Песнь Серебряной Плети (Ллирска) - страница 41

— Как ты тактична, Тьяр! — Киэнн до скрипа сжал зубы, чтобы унять дрожь, но получилось все равно неважно. — Деликатна. Могла бы прямо спросить не обделался ли я с перепугу.

Гостья демонстративно втянула воздух ноздрями:

— И правда, пованивает.

— Я тебя перехвалил, — качнул головой бывший король. — Н-не сочти за праздное любопытство, Т-тьяр, — он глубоко вдохнул, явно пытаясь совладать с неслушающимся языком. — Я говорю с живой баньши и-или ее призраком?

«Гром и молния! Баньши!» — охнула про себя Фэй. Конечно, скорбную фею-плакальщицу из ирландских преданий не всегда изображали именно такой, но в целом леди в сером вполне походила на самою себя. Она пришла оплакать их обоих? Или только короля? — По слухам, простых смертных баньши такими почестями не жалуют.

— А я говорю с живым Киэнном Дэ Данааном? — выражение лица пришелицы не поменялось.

— Ну, теперь это явно ненадолго. — Киэнн сглотнул. Улыбка у него получилась довольно жалкой. Сделал еще несколько коротких вдохов, точно загнанный зверь. — Может, не будем играть в кошки-мышки? Бежать мне некуда. Да и на ноги я сейчас просто не встану. Так что прикончи меня — и дело с концом.

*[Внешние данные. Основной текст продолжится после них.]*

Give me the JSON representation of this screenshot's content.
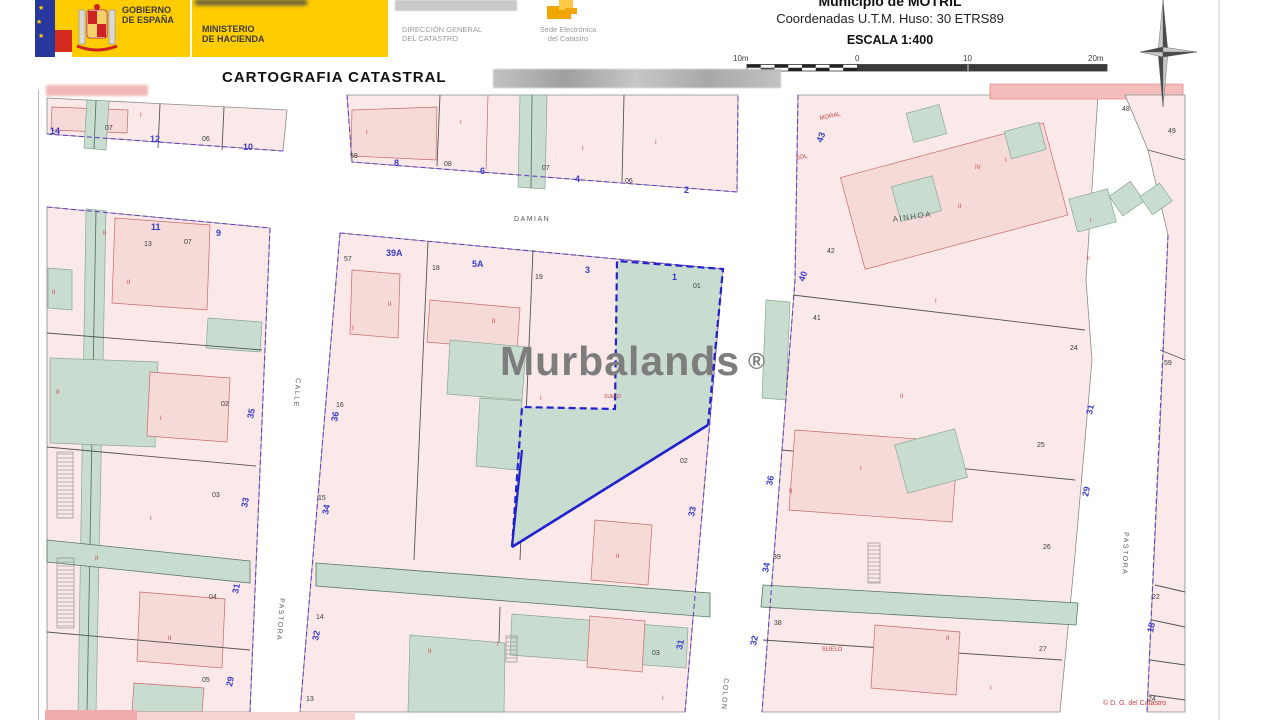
{
  "header": {
    "gobierno": {
      "line1": "GOBIERNO",
      "line2": "DE ESPAÑA"
    },
    "ministerio": {
      "line1": "MINISTERIO",
      "line2": "DE HACIENDA"
    },
    "direccion": {
      "line1": "DIRECCIÓN GENERAL",
      "line2": "DEL CATASTRO"
    },
    "sede": {
      "line1": "Sede Electrónica",
      "line2": "del Catastro"
    },
    "municipio": "Municipio de MOTRIL",
    "coordenadas": "Coordenadas U.T.M. Huso: 30 ETRS89",
    "escala": "ESCALA 1:400"
  },
  "title": "CARTOGRAFIA CATASTRAL",
  "watermark": {
    "text": "Murbalands",
    "symbol": "®"
  },
  "colors": {
    "parcel_pink": "#FAE9E8",
    "building_pink": "#F6DAD8",
    "courtyard_green": "#C9DCD0",
    "boundary_purple": "#6A3FC0",
    "highlight_blue": "#2222CC",
    "number_blue": "#3A3AC8",
    "detail_red": "#C94444",
    "brand_yellow": "#FFCC00"
  },
  "map": {
    "copyright": "© D. G. del Catastro",
    "scale_bar": {
      "labels": [
        "10m",
        "0",
        "10",
        "20m"
      ]
    },
    "labels": [
      {
        "t": "10m",
        "x": 733,
        "y": 61,
        "c": "blk",
        "s": 8,
        "n": "scale-label"
      },
      {
        "t": "0",
        "x": 855,
        "y": 61,
        "c": "blk",
        "s": 8,
        "n": "scale-label"
      },
      {
        "t": "10",
        "x": 963,
        "y": 61,
        "c": "blk",
        "s": 8,
        "n": "scale-label"
      },
      {
        "t": "20m",
        "x": 1088,
        "y": 61,
        "c": "blk",
        "s": 8,
        "n": "scale-label"
      },
      {
        "t": "14",
        "x": 50,
        "y": 134,
        "c": "blu",
        "s": 9
      },
      {
        "t": "07",
        "x": 105,
        "y": 130,
        "c": "blk",
        "s": 7
      },
      {
        "t": "12",
        "x": 150,
        "y": 142,
        "c": "blu",
        "s": 9
      },
      {
        "t": "06",
        "x": 202,
        "y": 141,
        "c": "blk",
        "s": 7
      },
      {
        "t": "10",
        "x": 243,
        "y": 150,
        "c": "blu",
        "s": 9
      },
      {
        "t": "I",
        "x": 140,
        "y": 117,
        "c": "red",
        "s": 6
      },
      {
        "t": "59",
        "x": 350,
        "y": 158,
        "c": "blk",
        "s": 7
      },
      {
        "t": "8",
        "x": 394,
        "y": 166,
        "c": "blu",
        "s": 9
      },
      {
        "t": "08",
        "x": 444,
        "y": 166,
        "c": "blk",
        "s": 7
      },
      {
        "t": "6",
        "x": 480,
        "y": 174,
        "c": "blu",
        "s": 9
      },
      {
        "t": "07",
        "x": 542,
        "y": 170,
        "c": "blk",
        "s": 7
      },
      {
        "t": "4",
        "x": 575,
        "y": 182,
        "c": "blu",
        "s": 9
      },
      {
        "t": "06",
        "x": 625,
        "y": 183,
        "c": "blk",
        "s": 7
      },
      {
        "t": "2",
        "x": 684,
        "y": 193,
        "c": "blu",
        "s": 9
      },
      {
        "t": "I",
        "x": 366,
        "y": 134,
        "c": "red",
        "s": 6
      },
      {
        "t": "I",
        "x": 460,
        "y": 124,
        "c": "red",
        "s": 6
      },
      {
        "t": "I",
        "x": 582,
        "y": 150,
        "c": "red",
        "s": 6
      },
      {
        "t": "I",
        "x": 655,
        "y": 144,
        "c": "red",
        "s": 6
      },
      {
        "t": "DAMIAN",
        "x": 514,
        "y": 221,
        "c": "st",
        "s": 7,
        "n": "street-label"
      },
      {
        "t": "11",
        "x": 151,
        "y": 230,
        "c": "blu",
        "s": 9
      },
      {
        "t": "13",
        "x": 144,
        "y": 246,
        "c": "blk",
        "s": 7
      },
      {
        "t": "07",
        "x": 184,
        "y": 244,
        "c": "blk",
        "s": 7
      },
      {
        "t": "9",
        "x": 216,
        "y": 236,
        "c": "blu",
        "s": 9
      },
      {
        "t": "II",
        "x": 103,
        "y": 235,
        "c": "red",
        "s": 6
      },
      {
        "t": "II",
        "x": 127,
        "y": 284,
        "c": "red",
        "s": 6
      },
      {
        "t": "II",
        "x": 52,
        "y": 294,
        "c": "red",
        "s": 6
      },
      {
        "t": "II",
        "x": 56,
        "y": 394,
        "c": "red",
        "s": 6
      },
      {
        "t": "I",
        "x": 160,
        "y": 420,
        "c": "red",
        "s": 6
      },
      {
        "t": "I",
        "x": 150,
        "y": 520,
        "c": "red",
        "s": 6
      },
      {
        "t": "II",
        "x": 168,
        "y": 640,
        "c": "red",
        "s": 6
      },
      {
        "t": "II",
        "x": 95,
        "y": 560,
        "c": "red",
        "s": 6
      },
      {
        "t": "02",
        "x": 221,
        "y": 406,
        "c": "blk",
        "s": 7
      },
      {
        "t": "03",
        "x": 212,
        "y": 497,
        "c": "blk",
        "s": 7
      },
      {
        "t": "04",
        "x": 209,
        "y": 599,
        "c": "blk",
        "s": 7
      },
      {
        "t": "05",
        "x": 202,
        "y": 682,
        "c": "blk",
        "s": 7
      },
      {
        "t": "35",
        "x": 253,
        "y": 419,
        "c": "blu",
        "s": 9,
        "r": -78
      },
      {
        "t": "33",
        "x": 247,
        "y": 508,
        "c": "blu",
        "s": 9,
        "r": -78
      },
      {
        "t": "31",
        "x": 238,
        "y": 594,
        "c": "blu",
        "s": 9,
        "r": -78
      },
      {
        "t": "29",
        "x": 232,
        "y": 687,
        "c": "blu",
        "s": 9,
        "r": -78
      },
      {
        "t": "CALLE",
        "x": 296,
        "y": 378,
        "c": "st",
        "s": 7,
        "r": 94,
        "n": "street-label"
      },
      {
        "t": "PASTORA",
        "x": 280,
        "y": 598,
        "c": "st",
        "s": 7,
        "r": 94,
        "n": "street-label"
      },
      {
        "t": "57",
        "x": 344,
        "y": 261,
        "c": "blk",
        "s": 7
      },
      {
        "t": "39A",
        "x": 386,
        "y": 256,
        "c": "blu",
        "s": 9
      },
      {
        "t": "18",
        "x": 432,
        "y": 270,
        "c": "blk",
        "s": 7
      },
      {
        "t": "5A",
        "x": 472,
        "y": 267,
        "c": "blu",
        "s": 9
      },
      {
        "t": "19",
        "x": 535,
        "y": 279,
        "c": "blk",
        "s": 7
      },
      {
        "t": "3",
        "x": 585,
        "y": 273,
        "c": "blu",
        "s": 9
      },
      {
        "t": "1",
        "x": 672,
        "y": 280,
        "c": "blu",
        "s": 9
      },
      {
        "t": "01",
        "x": 693,
        "y": 288,
        "c": "blk",
        "s": 7
      },
      {
        "t": "II",
        "x": 388,
        "y": 306,
        "c": "red",
        "s": 6
      },
      {
        "t": "II",
        "x": 492,
        "y": 323,
        "c": "red",
        "s": 6
      },
      {
        "t": "I",
        "x": 352,
        "y": 330,
        "c": "red",
        "s": 6
      },
      {
        "t": "I",
        "x": 540,
        "y": 400,
        "c": "red",
        "s": 6
      },
      {
        "t": "SUELO",
        "x": 604,
        "y": 398,
        "c": "red",
        "s": 5
      },
      {
        "t": "16",
        "x": 336,
        "y": 407,
        "c": "blk",
        "s": 7
      },
      {
        "t": "15",
        "x": 318,
        "y": 500,
        "c": "blk",
        "s": 7
      },
      {
        "t": "14",
        "x": 316,
        "y": 619,
        "c": "blk",
        "s": 7
      },
      {
        "t": "13",
        "x": 306,
        "y": 701,
        "c": "blk",
        "s": 7
      },
      {
        "t": "36",
        "x": 337,
        "y": 422,
        "c": "blu",
        "s": 9,
        "r": -78
      },
      {
        "t": "34",
        "x": 328,
        "y": 515,
        "c": "blu",
        "s": 9,
        "r": -78
      },
      {
        "t": "32",
        "x": 318,
        "y": 641,
        "c": "blu",
        "s": 9,
        "r": -78
      },
      {
        "t": "II",
        "x": 616,
        "y": 558,
        "c": "red",
        "s": 6
      },
      {
        "t": "I",
        "x": 497,
        "y": 646,
        "c": "red",
        "s": 6
      },
      {
        "t": "II",
        "x": 428,
        "y": 653,
        "c": "red",
        "s": 6
      },
      {
        "t": "02",
        "x": 680,
        "y": 463,
        "c": "blk",
        "s": 7
      },
      {
        "t": "03",
        "x": 652,
        "y": 655,
        "c": "blk",
        "s": 7
      },
      {
        "t": "I",
        "x": 662,
        "y": 700,
        "c": "red",
        "s": 6
      },
      {
        "t": "COLON",
        "x": 724,
        "y": 678,
        "c": "st",
        "s": 7,
        "r": 94,
        "n": "street-label"
      },
      {
        "t": "33",
        "x": 694,
        "y": 517,
        "c": "blu",
        "s": 9,
        "r": -78
      },
      {
        "t": "31",
        "x": 682,
        "y": 650,
        "c": "blu",
        "s": 9,
        "r": -78
      },
      {
        "t": "36",
        "x": 772,
        "y": 486,
        "c": "blu",
        "s": 9,
        "r": -78
      },
      {
        "t": "34",
        "x": 768,
        "y": 573,
        "c": "blu",
        "s": 9,
        "r": -78
      },
      {
        "t": "32",
        "x": 756,
        "y": 646,
        "c": "blu",
        "s": 9,
        "r": -78
      },
      {
        "t": "AINHOA",
        "x": 893,
        "y": 222,
        "c": "st",
        "s": 8,
        "r": -8,
        "n": "street-label"
      },
      {
        "t": "MORAL",
        "x": 820,
        "y": 120,
        "c": "rst",
        "s": 6,
        "r": -12
      },
      {
        "t": "SOL",
        "x": 796,
        "y": 160,
        "c": "rst",
        "s": 6,
        "r": -12
      },
      {
        "t": "43",
        "x": 822,
        "y": 143,
        "c": "blu",
        "s": 9,
        "r": -70
      },
      {
        "t": "42",
        "x": 827,
        "y": 253,
        "c": "blk",
        "s": 7
      },
      {
        "t": "40",
        "x": 804,
        "y": 282,
        "c": "blu",
        "s": 9,
        "r": -70
      },
      {
        "t": "41",
        "x": 813,
        "y": 320,
        "c": "blk",
        "s": 7
      },
      {
        "t": "IV",
        "x": 975,
        "y": 169,
        "c": "red",
        "s": 6
      },
      {
        "t": "II",
        "x": 958,
        "y": 208,
        "c": "red",
        "s": 6
      },
      {
        "t": "I",
        "x": 935,
        "y": 303,
        "c": "red",
        "s": 6
      },
      {
        "t": "I",
        "x": 1005,
        "y": 162,
        "c": "red",
        "s": 6
      },
      {
        "t": "24",
        "x": 1070,
        "y": 350,
        "c": "blk",
        "s": 7
      },
      {
        "t": "25",
        "x": 1037,
        "y": 447,
        "c": "blk",
        "s": 7
      },
      {
        "t": "26",
        "x": 1043,
        "y": 549,
        "c": "blk",
        "s": 7
      },
      {
        "t": "27",
        "x": 1039,
        "y": 651,
        "c": "blk",
        "s": 7
      },
      {
        "t": "39",
        "x": 773,
        "y": 559,
        "c": "blk",
        "s": 7
      },
      {
        "t": "38",
        "x": 774,
        "y": 625,
        "c": "blk",
        "s": 7
      },
      {
        "t": "SUELO",
        "x": 822,
        "y": 651,
        "c": "red",
        "s": 6
      },
      {
        "t": "II",
        "x": 789,
        "y": 493,
        "c": "red",
        "s": 6
      },
      {
        "t": "II",
        "x": 900,
        "y": 398,
        "c": "red",
        "s": 6
      },
      {
        "t": "I",
        "x": 860,
        "y": 470,
        "c": "red",
        "s": 6
      },
      {
        "t": "II",
        "x": 946,
        "y": 640,
        "c": "red",
        "s": 6
      },
      {
        "t": "I",
        "x": 990,
        "y": 690,
        "c": "red",
        "s": 6
      },
      {
        "t": "PASTORA",
        "x": 1124,
        "y": 532,
        "c": "st",
        "s": 7,
        "r": 92,
        "n": "street-label"
      },
      {
        "t": "31",
        "x": 1092,
        "y": 415,
        "c": "blu",
        "s": 9,
        "r": -78
      },
      {
        "t": "29",
        "x": 1088,
        "y": 497,
        "c": "blu",
        "s": 9,
        "r": -78
      },
      {
        "t": "I",
        "x": 1090,
        "y": 222,
        "c": "red",
        "s": 5
      },
      {
        "t": "II",
        "x": 1087,
        "y": 260,
        "c": "red",
        "s": 5
      },
      {
        "t": "48",
        "x": 1122,
        "y": 111,
        "c": "blk",
        "s": 7
      },
      {
        "t": "49",
        "x": 1168,
        "y": 133,
        "c": "blk",
        "s": 7
      },
      {
        "t": "59",
        "x": 1164,
        "y": 365,
        "c": "blk",
        "s": 7
      },
      {
        "t": "22",
        "x": 1152,
        "y": 599,
        "c": "blk",
        "s": 7
      },
      {
        "t": "18",
        "x": 1153,
        "y": 633,
        "c": "blu",
        "s": 9,
        "r": -78
      },
      {
        "t": "24",
        "x": 1148,
        "y": 701,
        "c": "blk",
        "s": 7
      },
      {
        "t": "© D. G. del Catastro",
        "x": 1103,
        "y": 705,
        "c": "rst",
        "s": 7,
        "n": "copyright"
      }
    ]
  }
}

— Не смеши меня, Киэнн, — склонила голову набок баньши. — Места для охоты здесь предостаточно. И если я ее начну — ты встанешь. А если не сможешь — поползешь на брюхе. То-то будет потеха!

Киэнн зажмурился. Потом с обреченной готовностью кивнул:

— Ладно, детка, я твой. Бери меня так, как тебе нравится.

Улыбка баньши внезапно чуть потеплела и даже взгляд серебристых глаз словно оттаял и просветлел:

— Ты неисправим.

— Извини, — пожал плечами Киэнн.

— С ума сойти! Ты выучил это слово? — Плакальщица легко скользнула по шершавому щебенчатому полу, не издав при этом ни шороха, и присела на корточки рядом с королем, внимательно изучая его изуродованное лицо: — Кто тебя так разукрасил?

— Аинэке, — вновь пожал плечами он. — Кому же еще?

— А тебе идет, — она потянулась к его кошмарному распухшему лицу тонкими, как прутья ивы, фарфоровыми пальцами. — Вылитый Один.

Киэнн невольно отпрянул, но, похоже, сделал над собой усилие, чтобы остаться на месте:

— Угу, ни глаза, ни мудрости.

Ладонь баньши окутала сизоватая дымка, пальцы потеряли плотность и очертания, заструились, поплыли, рассыпаясь на крупинки, точно кусочки сахара в стакане с горячим чаем. Лиловый кровоподтек, заливавший правую сторону лица Киэнна, от переносицы до мочки уха, медленно выцвел, поблек и растворился. Опухшая, ватная щека обрела прежнюю форму, веко, хоть и неуверенно, но открылось.

— К чему это все, Тьяр? — опасливо глядя на свою нежданную исцелительницу обоими, вполне живыми, хотя и измученно-затравленными глазами, вопросил исцеленный король. — Я же знаю, что за таким обычно следует.